EIANZ Response to COP27

Published 24 November 2022
EIANZ Response to COP27


The EIANZ welcomes agreement on a loss and damage fund and the calls for finance reform at COP27

The Environment Institute of Australia and New Zealand (EIANZ) welcomes the progress on a loss and damage fund made at The United Nations Framework Convention 27th Conference of Parties held in Egypt in November. This agreement was 30 years in the making and is a historic achievement.

EIANZ also welcomes the call to multilateral development banks and international financial institutions to reform practices and priorities and scale-up and mobilise climate finance.

  • But the current decade was supposed to be the turn-around decade.  And climate change, the causes of it and the global responses are not turning around.
  • Mitigation – The mitigation window to maintain temperature rise to 1.5 degrees and avoid most serious climatic outcomes is close to shut.  Nationally Determined Contributions for mitigation are inadequate and aren’t being fulfilled. The insufficient attention at COP27 to mitigation and phasing-out fossil fuel use is disappointing.
  • Adaptation – Nations of the world remain under-prepared for the climate changes already baked-in and anticipated.  Globally, nationally and locally we need better adaptation and interventions to maintain biodiversity and biosphere services.  Especially, Australia needs to ramp up adaptation actions, domestically and with international partners. The Pacific Region should be a high priority.
  • Loss and Damage – Much of the impact of climate change falls on those least equipped to bear it and who are the smallest contributors.  At COP27 the “heads of agreement” for funding was accepted for wealthy nations to compensate developing states.
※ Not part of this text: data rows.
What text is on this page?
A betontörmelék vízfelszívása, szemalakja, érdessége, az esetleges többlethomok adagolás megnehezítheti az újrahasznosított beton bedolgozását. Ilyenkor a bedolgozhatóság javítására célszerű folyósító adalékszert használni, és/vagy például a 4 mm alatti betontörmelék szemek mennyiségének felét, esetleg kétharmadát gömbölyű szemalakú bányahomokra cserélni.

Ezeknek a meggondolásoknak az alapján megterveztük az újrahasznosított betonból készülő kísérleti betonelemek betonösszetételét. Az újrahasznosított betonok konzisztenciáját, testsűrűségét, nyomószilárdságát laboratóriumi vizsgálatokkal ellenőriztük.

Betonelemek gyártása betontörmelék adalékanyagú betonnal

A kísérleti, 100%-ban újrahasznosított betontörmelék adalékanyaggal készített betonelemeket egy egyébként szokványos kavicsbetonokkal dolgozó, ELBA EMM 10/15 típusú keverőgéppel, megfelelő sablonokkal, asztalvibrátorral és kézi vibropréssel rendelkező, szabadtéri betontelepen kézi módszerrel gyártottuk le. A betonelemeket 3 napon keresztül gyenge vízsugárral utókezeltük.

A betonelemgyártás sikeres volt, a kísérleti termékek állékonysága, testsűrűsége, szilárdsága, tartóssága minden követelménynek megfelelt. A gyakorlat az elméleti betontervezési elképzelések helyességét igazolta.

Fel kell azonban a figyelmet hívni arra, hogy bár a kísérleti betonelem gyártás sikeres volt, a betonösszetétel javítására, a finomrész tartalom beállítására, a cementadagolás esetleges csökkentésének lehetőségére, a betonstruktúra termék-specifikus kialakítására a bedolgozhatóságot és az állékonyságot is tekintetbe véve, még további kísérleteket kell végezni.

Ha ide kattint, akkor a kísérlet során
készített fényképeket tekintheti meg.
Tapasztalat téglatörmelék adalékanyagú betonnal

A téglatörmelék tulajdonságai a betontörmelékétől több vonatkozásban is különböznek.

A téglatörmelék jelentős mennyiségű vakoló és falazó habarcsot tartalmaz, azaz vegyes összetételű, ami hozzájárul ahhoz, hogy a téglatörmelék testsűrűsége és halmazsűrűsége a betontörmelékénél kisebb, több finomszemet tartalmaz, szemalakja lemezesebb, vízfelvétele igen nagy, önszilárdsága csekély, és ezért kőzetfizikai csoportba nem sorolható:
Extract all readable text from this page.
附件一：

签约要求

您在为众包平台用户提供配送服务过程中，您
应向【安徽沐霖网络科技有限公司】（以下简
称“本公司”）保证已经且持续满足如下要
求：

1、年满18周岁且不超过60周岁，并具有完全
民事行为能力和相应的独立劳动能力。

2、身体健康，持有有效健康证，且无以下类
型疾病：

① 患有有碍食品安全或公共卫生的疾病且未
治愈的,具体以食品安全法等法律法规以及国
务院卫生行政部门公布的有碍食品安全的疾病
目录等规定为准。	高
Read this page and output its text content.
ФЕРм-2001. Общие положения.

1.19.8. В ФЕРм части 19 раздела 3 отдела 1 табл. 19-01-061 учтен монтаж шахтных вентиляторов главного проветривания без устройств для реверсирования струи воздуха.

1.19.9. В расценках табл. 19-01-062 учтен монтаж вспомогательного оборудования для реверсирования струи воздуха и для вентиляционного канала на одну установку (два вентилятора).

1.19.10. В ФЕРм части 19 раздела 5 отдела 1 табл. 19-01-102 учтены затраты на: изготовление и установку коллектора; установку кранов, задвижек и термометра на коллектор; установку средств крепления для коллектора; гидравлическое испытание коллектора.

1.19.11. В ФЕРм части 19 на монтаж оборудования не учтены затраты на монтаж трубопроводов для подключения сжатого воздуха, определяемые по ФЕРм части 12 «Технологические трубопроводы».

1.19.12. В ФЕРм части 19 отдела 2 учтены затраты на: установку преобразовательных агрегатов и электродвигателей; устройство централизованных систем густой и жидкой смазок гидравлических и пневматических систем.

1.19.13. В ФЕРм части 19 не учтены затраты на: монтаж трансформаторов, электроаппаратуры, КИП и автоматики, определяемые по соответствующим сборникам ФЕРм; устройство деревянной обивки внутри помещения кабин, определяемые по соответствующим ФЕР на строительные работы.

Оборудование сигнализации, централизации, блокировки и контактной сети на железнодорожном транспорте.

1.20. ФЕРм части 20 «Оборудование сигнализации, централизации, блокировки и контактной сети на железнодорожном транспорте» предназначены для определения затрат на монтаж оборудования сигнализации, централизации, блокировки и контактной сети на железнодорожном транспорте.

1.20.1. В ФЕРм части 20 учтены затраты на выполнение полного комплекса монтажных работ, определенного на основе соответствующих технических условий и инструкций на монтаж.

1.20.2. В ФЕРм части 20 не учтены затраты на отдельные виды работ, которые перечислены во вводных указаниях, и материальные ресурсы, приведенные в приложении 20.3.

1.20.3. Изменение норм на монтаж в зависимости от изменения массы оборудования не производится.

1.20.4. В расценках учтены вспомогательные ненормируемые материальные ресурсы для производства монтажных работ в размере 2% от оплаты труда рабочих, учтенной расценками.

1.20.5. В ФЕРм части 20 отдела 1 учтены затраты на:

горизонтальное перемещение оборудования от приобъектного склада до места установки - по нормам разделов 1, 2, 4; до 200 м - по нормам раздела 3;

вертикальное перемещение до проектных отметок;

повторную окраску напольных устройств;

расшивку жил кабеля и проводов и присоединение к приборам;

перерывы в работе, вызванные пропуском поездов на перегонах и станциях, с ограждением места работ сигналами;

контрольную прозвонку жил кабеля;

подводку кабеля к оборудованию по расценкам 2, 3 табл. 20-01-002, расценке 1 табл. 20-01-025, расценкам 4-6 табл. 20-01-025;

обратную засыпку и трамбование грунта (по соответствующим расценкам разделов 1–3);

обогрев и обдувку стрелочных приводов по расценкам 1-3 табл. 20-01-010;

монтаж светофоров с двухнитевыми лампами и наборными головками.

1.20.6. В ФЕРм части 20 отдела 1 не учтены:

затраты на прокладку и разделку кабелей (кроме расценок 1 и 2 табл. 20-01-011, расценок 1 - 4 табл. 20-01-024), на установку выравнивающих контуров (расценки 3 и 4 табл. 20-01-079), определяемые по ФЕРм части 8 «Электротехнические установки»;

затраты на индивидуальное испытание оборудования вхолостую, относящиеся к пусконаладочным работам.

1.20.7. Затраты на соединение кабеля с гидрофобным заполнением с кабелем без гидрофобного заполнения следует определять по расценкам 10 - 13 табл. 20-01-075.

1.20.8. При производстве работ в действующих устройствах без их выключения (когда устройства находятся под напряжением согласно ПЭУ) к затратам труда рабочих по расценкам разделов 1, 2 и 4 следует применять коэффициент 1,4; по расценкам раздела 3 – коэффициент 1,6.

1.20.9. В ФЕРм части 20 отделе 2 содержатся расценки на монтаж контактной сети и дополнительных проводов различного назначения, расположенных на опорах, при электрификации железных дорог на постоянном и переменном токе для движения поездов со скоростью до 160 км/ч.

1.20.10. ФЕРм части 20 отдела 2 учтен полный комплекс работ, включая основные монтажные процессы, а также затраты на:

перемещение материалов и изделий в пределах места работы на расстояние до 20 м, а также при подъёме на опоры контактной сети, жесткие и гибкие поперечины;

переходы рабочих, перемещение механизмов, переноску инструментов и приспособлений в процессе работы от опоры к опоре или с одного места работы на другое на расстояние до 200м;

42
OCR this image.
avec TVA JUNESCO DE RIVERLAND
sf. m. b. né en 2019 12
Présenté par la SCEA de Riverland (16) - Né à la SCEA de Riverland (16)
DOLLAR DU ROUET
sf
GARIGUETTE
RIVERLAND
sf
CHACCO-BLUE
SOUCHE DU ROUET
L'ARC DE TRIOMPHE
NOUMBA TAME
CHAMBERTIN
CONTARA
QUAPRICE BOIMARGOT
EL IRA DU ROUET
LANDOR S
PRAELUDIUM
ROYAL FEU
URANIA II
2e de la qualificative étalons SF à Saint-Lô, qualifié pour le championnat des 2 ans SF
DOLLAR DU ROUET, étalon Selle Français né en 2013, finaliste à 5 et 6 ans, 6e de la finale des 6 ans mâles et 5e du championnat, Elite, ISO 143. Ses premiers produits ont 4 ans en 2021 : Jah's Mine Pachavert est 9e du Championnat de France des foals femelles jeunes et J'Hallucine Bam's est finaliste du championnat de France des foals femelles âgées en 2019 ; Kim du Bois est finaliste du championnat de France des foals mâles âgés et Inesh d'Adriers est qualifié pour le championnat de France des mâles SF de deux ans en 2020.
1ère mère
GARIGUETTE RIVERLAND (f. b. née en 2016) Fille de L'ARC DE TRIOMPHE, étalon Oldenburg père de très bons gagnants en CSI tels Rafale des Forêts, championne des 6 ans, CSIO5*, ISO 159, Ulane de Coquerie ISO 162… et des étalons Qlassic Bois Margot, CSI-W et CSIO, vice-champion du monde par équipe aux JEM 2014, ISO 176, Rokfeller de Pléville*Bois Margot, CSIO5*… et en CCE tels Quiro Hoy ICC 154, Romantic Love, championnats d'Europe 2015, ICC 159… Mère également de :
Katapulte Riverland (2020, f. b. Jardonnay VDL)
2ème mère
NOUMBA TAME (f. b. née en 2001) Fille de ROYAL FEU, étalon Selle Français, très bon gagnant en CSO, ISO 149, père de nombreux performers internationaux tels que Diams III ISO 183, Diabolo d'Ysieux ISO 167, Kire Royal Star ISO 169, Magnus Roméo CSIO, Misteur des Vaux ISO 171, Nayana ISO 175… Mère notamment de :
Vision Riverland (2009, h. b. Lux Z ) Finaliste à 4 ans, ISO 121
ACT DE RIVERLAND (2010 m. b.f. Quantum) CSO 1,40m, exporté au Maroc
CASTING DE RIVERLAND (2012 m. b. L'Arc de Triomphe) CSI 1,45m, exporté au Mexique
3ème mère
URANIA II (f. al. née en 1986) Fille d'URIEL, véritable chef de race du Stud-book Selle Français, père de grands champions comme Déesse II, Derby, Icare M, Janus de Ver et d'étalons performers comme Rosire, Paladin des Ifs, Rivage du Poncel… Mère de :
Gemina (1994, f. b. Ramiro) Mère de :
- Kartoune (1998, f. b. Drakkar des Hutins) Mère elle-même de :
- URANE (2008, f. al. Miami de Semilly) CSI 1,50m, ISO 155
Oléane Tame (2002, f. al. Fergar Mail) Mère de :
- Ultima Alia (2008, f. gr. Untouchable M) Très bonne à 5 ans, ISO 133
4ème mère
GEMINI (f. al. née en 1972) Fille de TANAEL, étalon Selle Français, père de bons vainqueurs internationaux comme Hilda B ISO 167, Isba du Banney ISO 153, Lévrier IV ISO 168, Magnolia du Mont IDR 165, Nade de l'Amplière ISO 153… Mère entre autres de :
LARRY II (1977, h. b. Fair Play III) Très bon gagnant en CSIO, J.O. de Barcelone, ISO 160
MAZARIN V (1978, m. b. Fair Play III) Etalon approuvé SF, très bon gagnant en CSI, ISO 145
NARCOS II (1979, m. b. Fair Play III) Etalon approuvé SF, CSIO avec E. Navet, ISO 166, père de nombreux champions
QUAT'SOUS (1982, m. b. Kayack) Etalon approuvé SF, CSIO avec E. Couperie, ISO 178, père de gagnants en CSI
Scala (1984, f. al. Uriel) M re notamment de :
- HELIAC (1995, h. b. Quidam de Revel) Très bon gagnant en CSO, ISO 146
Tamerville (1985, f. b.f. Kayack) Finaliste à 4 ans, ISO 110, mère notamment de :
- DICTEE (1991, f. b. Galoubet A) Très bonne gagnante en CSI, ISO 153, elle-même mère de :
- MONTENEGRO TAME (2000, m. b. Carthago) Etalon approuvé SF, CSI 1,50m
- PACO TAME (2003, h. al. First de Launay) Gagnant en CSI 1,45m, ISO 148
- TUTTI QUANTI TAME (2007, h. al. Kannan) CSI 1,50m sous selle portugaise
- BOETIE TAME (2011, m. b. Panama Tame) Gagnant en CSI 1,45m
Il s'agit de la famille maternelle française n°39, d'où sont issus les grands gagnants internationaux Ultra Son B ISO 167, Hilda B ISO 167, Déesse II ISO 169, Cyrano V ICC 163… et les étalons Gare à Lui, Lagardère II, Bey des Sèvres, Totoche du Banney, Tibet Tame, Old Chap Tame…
However, details for fund establishment are to be agreed over the next 12 months and will determine the fund’s shape, extent and fairness. 

COP27 seems to continue a well-worn path - making useful but inadequate progress.  However, a redoubling of effort, not despair, is needed because every tonne of mitigation and every piece of adaptation counts. 

Not only must governments globally redouble their efforts, but civil society needs to redouble its efforts: to give governments the authority to act more boldly; validate new technologies and approaches; and hold governments to account.  And, where all else fails, individual governments need to act where Governments collectively cannot agree.  Media has a special role in acting in sharing peer-reviewed climate science and news with honesty and integrity.

Environmental practitioners including all those in Australia and Aotearoa New Zealand must remain in the vanguard.  As part of their work, climate change and energy specialists, ecologists, hydrologists, social scientists, impact assessors, planners and others aligned professionals need to commit to:

  • immediate deep mitigation that leads to early zero net emissions
  • adaptation for people, society, future generations, ecosystems and individual native species
  • emergency and recovery response mechanisms. 

More generally, practitioners need to boldly communicate the risks, a practical path forward and hope.

The Environment Institute of Australia and New Zealand is the peak professional body of environmental professionals in Australia and New Zealand. Through its Code of Ethics and Professional Conduct, it sets a high standard for environmental professionals to work to.